Once settled, we found ice cream and beer on the main square. We did a little shopping and wandering around the town. Mom, DD#2 and I split off for a while and explored. There was an old aqueduct, many beautiful towers, and gorgeous buildings. People seemed relaxed and friendly. We finally decided on a restaurant on the main square where we shared three combination plates of meats, different potatoes, and veggies. Sharing a bottle of wine usually costs between 6-9 Euros. What a treat!
Albarracin, More Teruel, and a Police Incident!
I woke up sort of early (that's 8am these days) and went for a lovely run around the town of Teruel. It wasn't the most aerobic workout due to my many stops to take pictures.
We had a nice breakfast at Granier Bakery right on the main square. It was just over 6 Euros for pastries and coffee for all of us. Such a deal!
Of course we had to try the fartons. Ha!
We drove a short 40 minutes to the beautiful town of Albarracin. On the way, we drove by the strangest airport. Google informed us that it's a maintenance and storage airport for commercial jets that opened in 2013. Interesting.
The scenery was so dramatic as we approached the town.
Albarracin is a desert hill town that still seems 500 years old. It was so much fun weaving in and out of the narrow streets much like a maze. There were stairs, steep ascents, and little alley ways everywhere. It still seems relatively undiscovered by tourists. We thoroughly enjoyed exploring despite the heat.
At one point, DH and I left the rest of the crew with ice cream and beer on the main square so we could climb up to the old fortress walls that once defended the city We were the only ones up there hiking! It was hot but the views were remarkable.
We found a pretty riverside park for a picnic lunch before heading back to Teruel for siesta and dinner.

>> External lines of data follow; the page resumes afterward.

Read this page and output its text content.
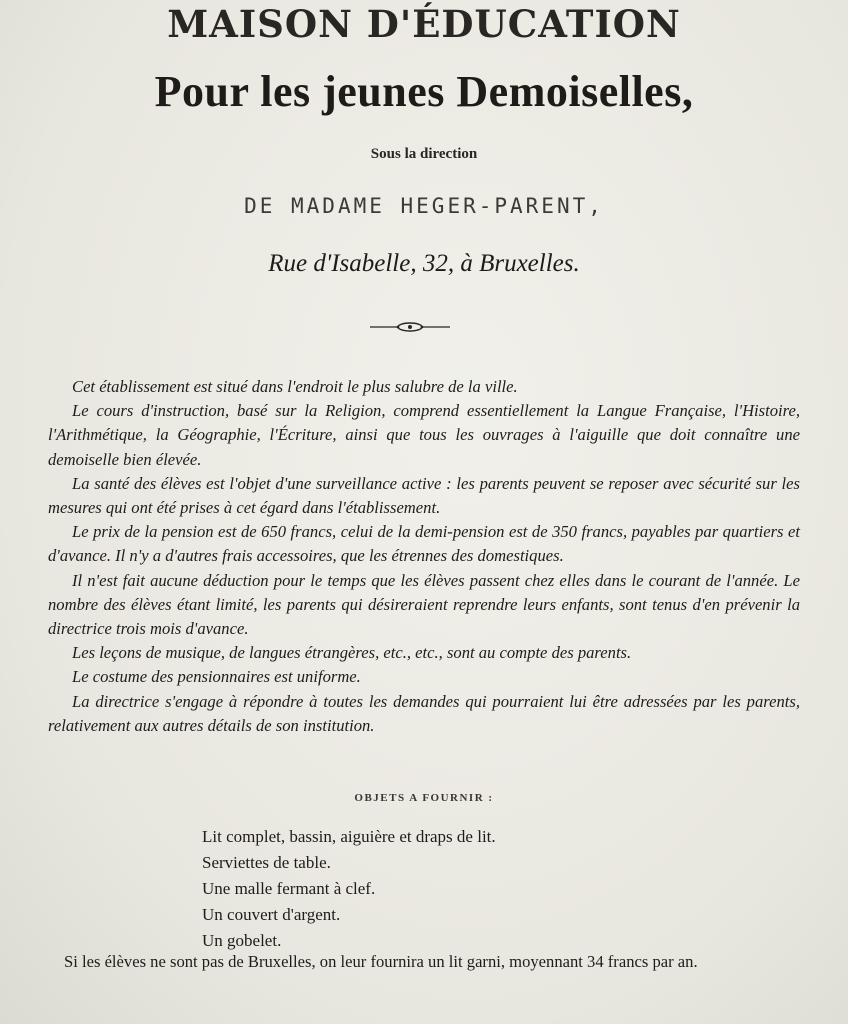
MAISON D'ÉDUCATION
Pour les jeunes Demoiselles,
Sous la direction
DE MADAME HEGER-PARENT,
Rue d'Isabelle, 32, à Bruxelles.

Cet établissement est situé dans l'endroit le plus salubre de la ville.

Le cours d'instruction, basé sur la Religion, comprend essentiellement la Langue Française, l'Histoire, l'Arithmétique, la Géographie, l'Écriture, ainsi que tous les ouvrages à l'aiguille que doit connaître une demoiselle bien élevée.

La santé des élèves est l'objet d'une surveillance active : les parents peuvent se reposer avec sécurité sur les mesures qui ont été prises à cet égard dans l'établissement.

Le prix de la pension est de 650 francs, celui de la demi-pension est de 350 francs, payables par quartiers et d'avance. Il n'y a d'autres frais accessoires, que les étrennes des domestiques.

Il n'est fait aucune déduction pour le temps que les élèves passent chez elles dans le courant de l'année. Le nombre des élèves étant limité, les parents qui désireraient reprendre leurs enfants, sont tenus d'en prévenir la directrice trois mois d'avance.

Les leçons de musique, de langues étrangères, etc., etc., sont au compte des parents.

Le costume des pensionnaires est uniforme.

La directrice s'engage à répondre à toutes les demandes qui pourraient lui être adressées par les parents, relativement aux autres détails de son institution.

OBJETS A FOURNIR :
Lit complet, bassin, aiguière et draps de lit.
Serviettes de table.
Une malle fermant à clef.
Un couvert d'argent.
Un gobelet.

Si les élèves ne sont pas de Bruxelles, on leur fournira un lit garni, moyennant 34 francs par an.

On our way back to Teruel, I had the bright idea of finding a municipal pool. This little detour took us through a small neighborhood near a police precinct. Just as we spotted the pool, three police officers pulled us over. We were not speeding or doing anything out of the ordinary. Our car has tourist license plates that were unfamiliar in this small Spanish town. The officers looked at our passports, car paperwork, and made lots of phone calls. They took several pictures of the license and the car and had many questions. After 15-20 stressful minutes, they finally let us go. It wasn't exactly scary but kind of unnerving. I think we provided them with some training for the day. BMW European Delivery was obviously a new concept to the Teruel Police Department!

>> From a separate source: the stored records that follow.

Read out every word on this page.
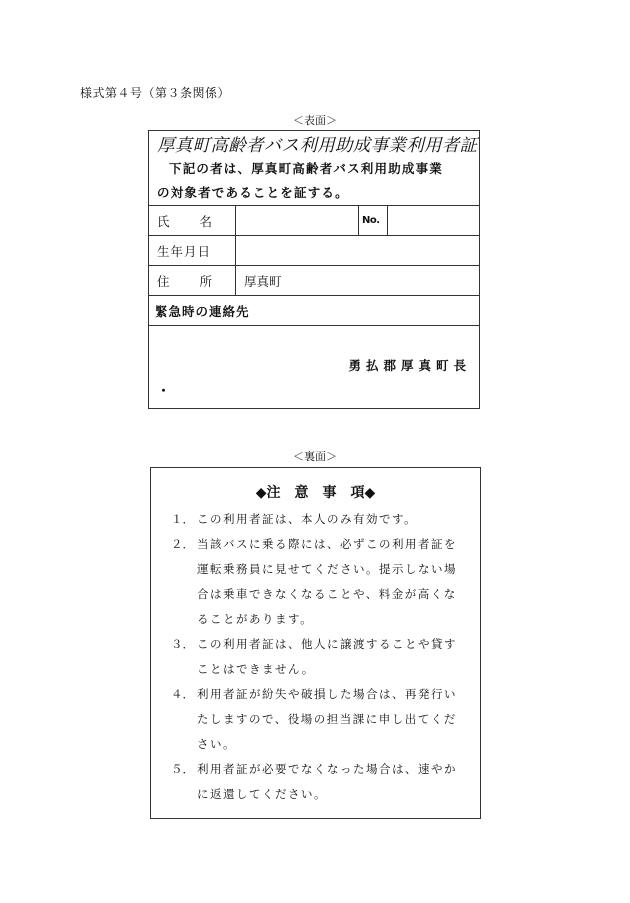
様式第４号（第３条関係）
＜表面＞
厚真町高齢者バス利用助成事業利用者証
下記の者は、厚真町高齢者バス利用助成事業
の対象者であることを証する。
氏 名	No.
生年月日
住 所	厚真町
緊急時の連絡先
勇払郡厚真町長
・
＜裏面＞
◆注　意　事　項◆
１． この利用者証は、本人のみ有効です。
２． 当該バスに乗る際には、必ずこの利用者証を運転乗務員に見せてください。提示しない場合は乗車できなくなることや、料金が高くなることがあります。
３． この利用者証は、他人に譲渡することや貸すことはできません。
４． 利用者証が紛失や破損した場合は、再発行いたしますので、役場の担当課に申し出てください。
５． 利用者証が必要でなくなった場合は、速やかに返還してください。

Some of us climbed the scenic San Salvador Tower in Teruel. The outside of the tower is decorated with colorful tiles making it one of the prettiest towers that I've climbed. There are five similar towers in town. You can climb through some of the towers because they straddle the street.

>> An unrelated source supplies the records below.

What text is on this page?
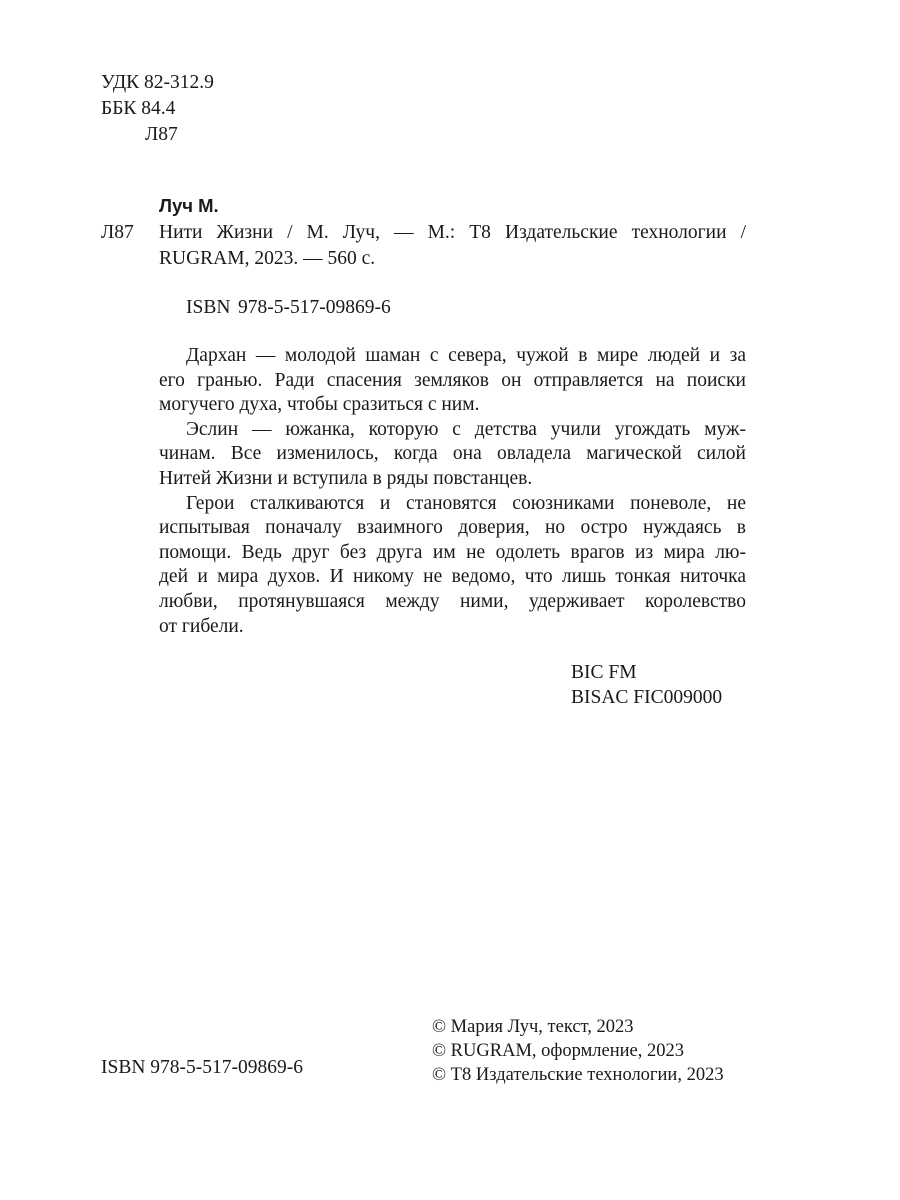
УДК 82-312.9
ББК 84.4
Л87
Луч М.
Л87 Нити Жизни / М. Луч, — М.: Т8 Издательские технологии /
RUGRAM, 2023. — 560 с.
ISBN 978-5-517-09869-6
Дархан — молодой шаман с севера, чужой в мире людей и за
его гранью. Ради спасения земляков он отправляется на поиски
могучего духа, чтобы сразиться с ним.
Эслин — южанка, которую с детства учили угождать муж-
чинам. Все изменилось, когда она овладела магической силой
Нитей Жизни и вступила в ряды повстанцев.
Герои сталкиваются и становятся союзниками поневоле, не
испытывая поначалу взаимного доверия, но остро нуждаясь в
помощи. Ведь друг без друга им не одолеть врагов из мира лю-
дей и мира духов. И никому не ведомо, что лишь тонкая ниточка
любви, протянувшаяся между ними, удерживает королевство
от гибели.
BIC FM
BISAC FIC009000
© Мария Луч, текст, 2023
© RUGRAM, оформление, 2023
© Т8 Издательские технологии, 2023
ISBN 978-5-517-09869-6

We found a grand historic staircase that lead to a park where the kids let off some steam.
We had some yummy tapas for dinner including things like lamb meatballs, scallops, chicken spring rolls, and the most popular Spanish tapas, patatas bravas. We started our dinner outside but a huge and windy thunderstorm rolled in forcing us to move inside.
Teruel was a great surprise. It's such a lovely and pleasant Spanish town. On to Barcelona!